Читаем Переписка 1992–2004 полностью

Приложение 1 APRÈS LA TECHNIQUE

Le titre de ma communication prête à équivoque; je vais donc commencer par en fixer le sens précis. Puis j’exposerai pourquoi il me paraît bon, par‑delà l’équivoque, d’aborder de cette manière la “question de la technique”.

“Après la technique”, voilà ce qui s’entend spontanément dans le sens de la succession, comme lorsqu'on dit: «après la pluie, le beau temps». Le titre ainsi compris, on s’attend à ce que soit envisagé: ce qui viendra après la technique.

Or ce n’est pas du tout ainsi qu’il faut entendre mon titre — et d’abord pour la simple raison qu’il n'y aura pas d’après la technique en ce sens‑là! Si la technique est bien un phénomène qui connaît incontestablement un “avant”, il ne peut y avoir un “après” elle (ce qui, à supposer que nous soyons suffisamment capables d’en appréhender l’indication, devrait déjà nous donner suffisamment à penser).
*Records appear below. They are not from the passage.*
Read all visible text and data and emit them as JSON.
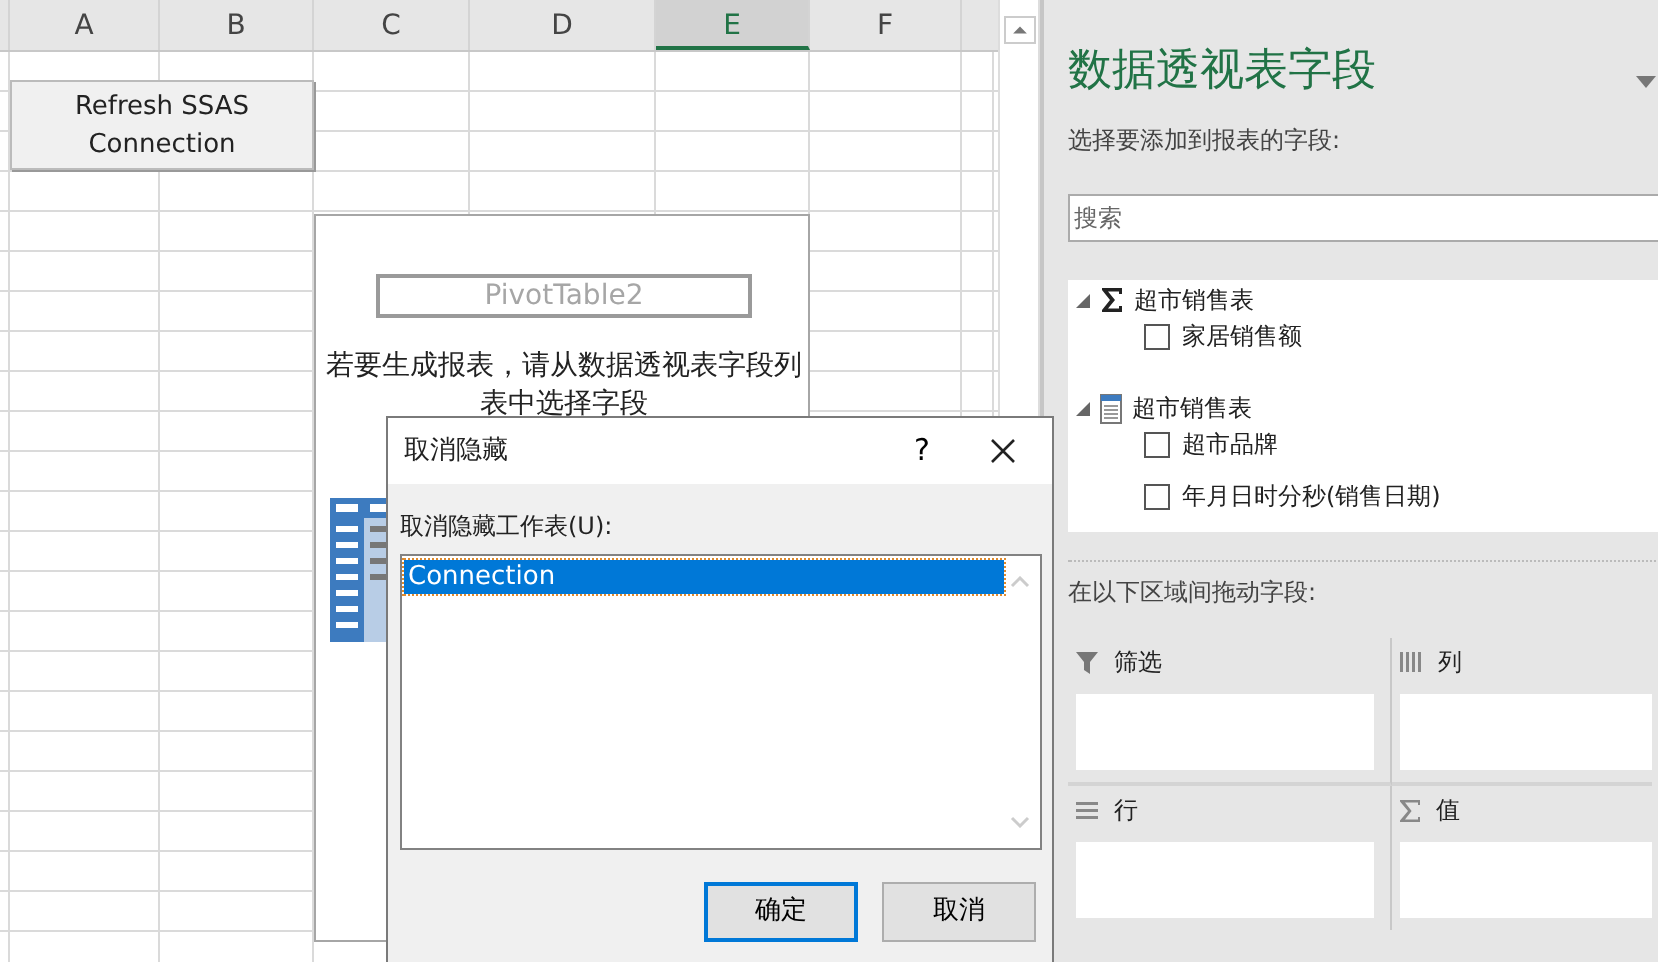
{
  "columns": [
    {
      "label": "A",
      "selected": false
    },
    {
      "label": "B",
      "selected": false
    },
    {
      "label": "C",
      "selected": false
    },
    {
      "label": "D",
      "selected": false
    },
    {
      "label": "E",
      "selected": true
    },
    {
      "label": "F",
      "selected": false
    }
  ],
  "sheet_button": {
    "label": "Refresh SSAS Connection"
  },
  "pivot_placeholder": {
    "name": "PivotTable2",
    "hint": "若要生成报表，请从数据透视表字段列表中选择字段"
  },
  "field_panel": {
    "title": "数据透视表字段",
    "subtitle": "选择要添加到报表的字段:",
    "search": {
      "placeholder": "搜索"
    },
    "tables": [
      {
        "kind": "measure",
        "name": "超市销售表",
        "expanded": true,
        "fields": [
          {
            "label": "家居销售额",
            "checked": false
          }
        ]
      },
      {
        "kind": "table",
        "name": "超市销售表",
        "expanded": true,
        "fields": [
          {
            "label": "超市品牌",
            "checked": false
          },
          {
            "label": "年月日时分秒(销售日期)",
            "checked": false
          }
        ]
      }
    ],
    "areas_label": "在以下区域间拖动字段:",
    "areas": [
      {
        "kind": "filter",
        "label": "筛选"
      },
      {
        "kind": "columns",
        "label": "列"
      },
      {
        "kind": "rows",
        "label": "行"
      },
      {
        "kind": "values",
        "label": "值"
      }
    ]
  },
  "dialog": {
    "title": "取消隐藏",
    "help": "?",
    "list_label": "取消隐藏工作表(U):",
    "items": [
      {
        "label": "Connection",
        "selected": true
      }
    ],
    "buttons": [
      {
        "label": "确定",
        "default": true
      },
      {
        "label": "取消",
        "default": false
      }
    ]
  }
}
Il n’y aura pas quelque chose pour faire suite à la technique parce qu’il s’agit avec cette dernière d’un phénomène éminent d’irréversibilité. Peut—être faudrait‑il d’emblée préciser que ce mot de “phénomène”, lui non plus, n’a pas ici l’acception courante d’événement manifestement extraordinaire. “Phénomène” doit s’entendre au contraire comme invite à le prendre Heidegger, c’est—à-dire comme: ce qui, pour parvenir pleinement en vue, requiert une phénoménologie — c’est- à—dire une pleine attention, axée notamment sur le souci qu’il convient de déployer pour accueillir non procustement ce qui demande à être pris en vue — pour s’y prendre avec lui sans le soumettre à un traitement qui le mutile (que ce soit par écartèlement ou par retranchement), de telle sorte qu’il puisse enfin, ce phénomène, apparaître tel qu’il est en lui‑même. En ce sens défini, le phénomène de la technique demande un type de questionnement lui‑même unique.

Plutôt que de nous occuper dès à présent du rapport de ce phénomène au temps, revenons‑en à ce qui motive le libellé de mon titre.

“Après”, en effet, n’y a pas l’acception du latin “post’ (ceci, puis cela); il garde son acception originale, celle de notre adverbe “auprès”. Ainsi entendu, “après” est comme l’indice d’un mouvement, et plus exactement encore: d’un mouvement de rapprochement; avec cette nuance importante que le mouvement s’efforce de parvenir à se rapprocher de ce dont, au départ, il est loin. Dans la langue populaire, laquelle parle sous l’urgence, qui se renouvelle heureusement en permanence, de redonner sans cesse à voir ce qui est dit, cette nuance est très présente. Dire: “courir après quelqu’un” signale d’emblée que la course en question a lieu relativement à quelqu’un qui, peu importe si c’est à dessein ou non, ne cesse de rester éloigné.

C’est pour rappeler une particularité apparemment peu notée du titre allemand de la conférence de Heidegger dont nous commémorons le cinquantenaire, que j’intitule ma communication “Après la technique”.

Cette conférence, prononcée le 18 novembre 1953, porte le titre: “Die Frage nach der Technik” — où “nach der Technik” a bien l’acception que je viens de dire: “après la technique” — dans la mesure où le questionnement s’y met en quête de la technique, phénomène auprès duquel, malgré les apparences, nous ne sommes pas du tout au départ.

Dans notre langue, parler de question conduit à ce que l’on formule: une question sur… (on s’interroge ainsi sur l’existence de Dieu, sur l’importance des ressources naturelles, etc.). En allemand, poser une question implique qu’elle soit formulée à l’aide de la préposition “nach”, laquelle dérive de l’adjectif “nah” (le “proche”), ce qui ouvre en quelque sorte la dimension où pourra éventuellement se produire une approche de ce que l’on cherche à connaître.